Ornstein and Mann's big coming out took place in late April, when the Washington Post's Outlook section published their essay "Admit it. The Republicans are worse", adapted from their book It's Even Worse Than It Looks: How the American Constitutional System Collided With the New Politics of Extremism, which went on sale a few days later.

Political journalists had no doubt heard similar arguments many times before, mostly from left wing bloggers. But this time the charge was coming from two of the most consistent purveyors of conventional wisdom in town, bipartisan to a fault….

Initially, at least, Mann and Ornstein weren't completely ignored. "We had really good reporters call us and say: 'You're absolutely right'," Mann said. "They told us they used this as the basis for conversations in the newsroom."

But those conversations went nowhere, Mann said.

"Their editors and producers, who felt they were looking out for the economic wellbeing of their news organizations, were also concerned about their professional standing and vulnerability to charges of partisan bias," Mann said….

Most reporters, however -- including many widely admired for their intelligence and aggressive reporting -- simply refused to blame one side more than the other. Mann said he was struck in conversations with journalists by how influenced they were by the heavily funded movement to promote a bipartisan consensus around deficit reduction and austerity. Such a bipartisan consensus doesn't actually exist, Mann pointed out. But if you believe it does, than you can blame both parties for failing to reach it.

"The Peterson world, I think, has given journalists the material to keep doing what they're doing," Mann said of the vast network of think tanks and other influential Washington groups underwritten at least in part by Wall Street billionaire Peter Peterson.
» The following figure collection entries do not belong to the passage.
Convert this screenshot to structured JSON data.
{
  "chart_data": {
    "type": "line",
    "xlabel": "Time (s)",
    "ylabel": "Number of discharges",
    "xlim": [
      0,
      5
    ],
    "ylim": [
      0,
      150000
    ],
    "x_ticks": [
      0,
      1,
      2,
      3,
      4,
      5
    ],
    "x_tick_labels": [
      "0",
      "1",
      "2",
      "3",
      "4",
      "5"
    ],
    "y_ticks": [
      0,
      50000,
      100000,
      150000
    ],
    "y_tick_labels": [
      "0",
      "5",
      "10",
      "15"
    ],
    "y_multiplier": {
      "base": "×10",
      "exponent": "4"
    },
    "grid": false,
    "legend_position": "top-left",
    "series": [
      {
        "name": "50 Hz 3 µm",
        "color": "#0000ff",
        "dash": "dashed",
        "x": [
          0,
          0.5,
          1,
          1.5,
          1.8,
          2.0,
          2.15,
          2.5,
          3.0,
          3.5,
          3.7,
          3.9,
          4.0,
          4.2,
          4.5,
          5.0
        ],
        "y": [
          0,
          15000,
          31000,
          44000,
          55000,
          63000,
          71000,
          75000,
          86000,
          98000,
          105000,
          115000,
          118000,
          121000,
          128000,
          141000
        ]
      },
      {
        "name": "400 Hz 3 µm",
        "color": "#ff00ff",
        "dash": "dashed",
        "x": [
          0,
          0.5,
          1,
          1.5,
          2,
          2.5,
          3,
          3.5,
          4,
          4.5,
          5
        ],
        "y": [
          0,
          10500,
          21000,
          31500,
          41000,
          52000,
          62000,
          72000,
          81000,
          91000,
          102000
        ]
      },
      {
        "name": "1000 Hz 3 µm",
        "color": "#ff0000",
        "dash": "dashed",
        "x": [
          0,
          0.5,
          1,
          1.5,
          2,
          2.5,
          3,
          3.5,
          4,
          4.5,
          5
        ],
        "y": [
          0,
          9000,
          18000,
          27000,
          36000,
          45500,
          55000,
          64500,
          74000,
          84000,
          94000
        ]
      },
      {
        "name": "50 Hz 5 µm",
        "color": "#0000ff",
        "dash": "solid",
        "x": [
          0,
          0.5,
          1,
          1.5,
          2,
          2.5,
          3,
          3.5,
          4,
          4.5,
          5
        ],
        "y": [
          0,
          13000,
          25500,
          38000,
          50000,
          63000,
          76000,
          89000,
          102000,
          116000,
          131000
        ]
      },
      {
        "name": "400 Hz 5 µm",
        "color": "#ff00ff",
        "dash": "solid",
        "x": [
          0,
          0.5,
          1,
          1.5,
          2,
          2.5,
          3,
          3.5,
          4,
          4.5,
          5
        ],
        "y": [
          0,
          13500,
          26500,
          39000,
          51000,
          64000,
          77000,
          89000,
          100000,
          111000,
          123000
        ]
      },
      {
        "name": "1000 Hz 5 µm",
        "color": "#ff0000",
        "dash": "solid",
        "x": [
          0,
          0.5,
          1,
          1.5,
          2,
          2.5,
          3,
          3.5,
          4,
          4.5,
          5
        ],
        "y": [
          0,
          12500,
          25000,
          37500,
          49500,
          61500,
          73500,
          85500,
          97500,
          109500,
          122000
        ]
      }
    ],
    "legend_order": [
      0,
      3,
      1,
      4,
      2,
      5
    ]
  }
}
Peterson's vast spending has given rise to an environment of contempt among the Washington elites for anyone who doesn't believe the government is dangerously overextended….”

And much to my dismay, Froomkin goes on to argue that fact-checking, one of the trends in reporting I have tried to highlight as a move in the right direction, made this situation even worse.

“To the extent that the issue of widespread prevarication has come up at all, many media critics identified the rise of fact-checking as the big new trend of the 2012 cycle.

But Mann and Ornstein said that in practice, the fact-checkers may have made things worse rather than better.

"We had these little flurries of fact-checking -- which I found not worthless, but not a substitute for coherent, serious reporting -- and most of the time it just got stuck in the back of a news organization's output and there was no cost to a candidate of ignoring it," Mann said.

And then there was this terrible irony: "Fact checkers almost seemed obliged to show some balance in their fact checking."

"There was some damn good stuff done, and stuff that really did hold Romney to account," Ornstein said. But no fact-checker intent on "appearing to be utterly straightforward, independent, and without an axe to grind, is going to actually do the job of saying that we're going to cover 20 fact checks on one side, to three on the other."

So, Ornstein concluded: "If you looked at where the scales should have been, and where they were, they were weighted. And they weren't weighted for ideological bias. They were weighted to avoid being charged with ideological bias."

It's hard to exaggerate just how popular Mann and Ornstein were with the press before their apostasy. They were quite possibly the two most quotable men in Washington. They were the media cocktail party circuit's most reliable walking talking points.

And now they are virtual pariahs….

Neither Mann nor Ornstein have been guests on any of the main Sunday public affairs shows since their book came out. Nor has anyone else on those shows talked about the concerns they raised….They were featured on NPR….

Troubling on many levels and well worth reading the entire piece and the links, if you want to be better able to defend and advance democracy.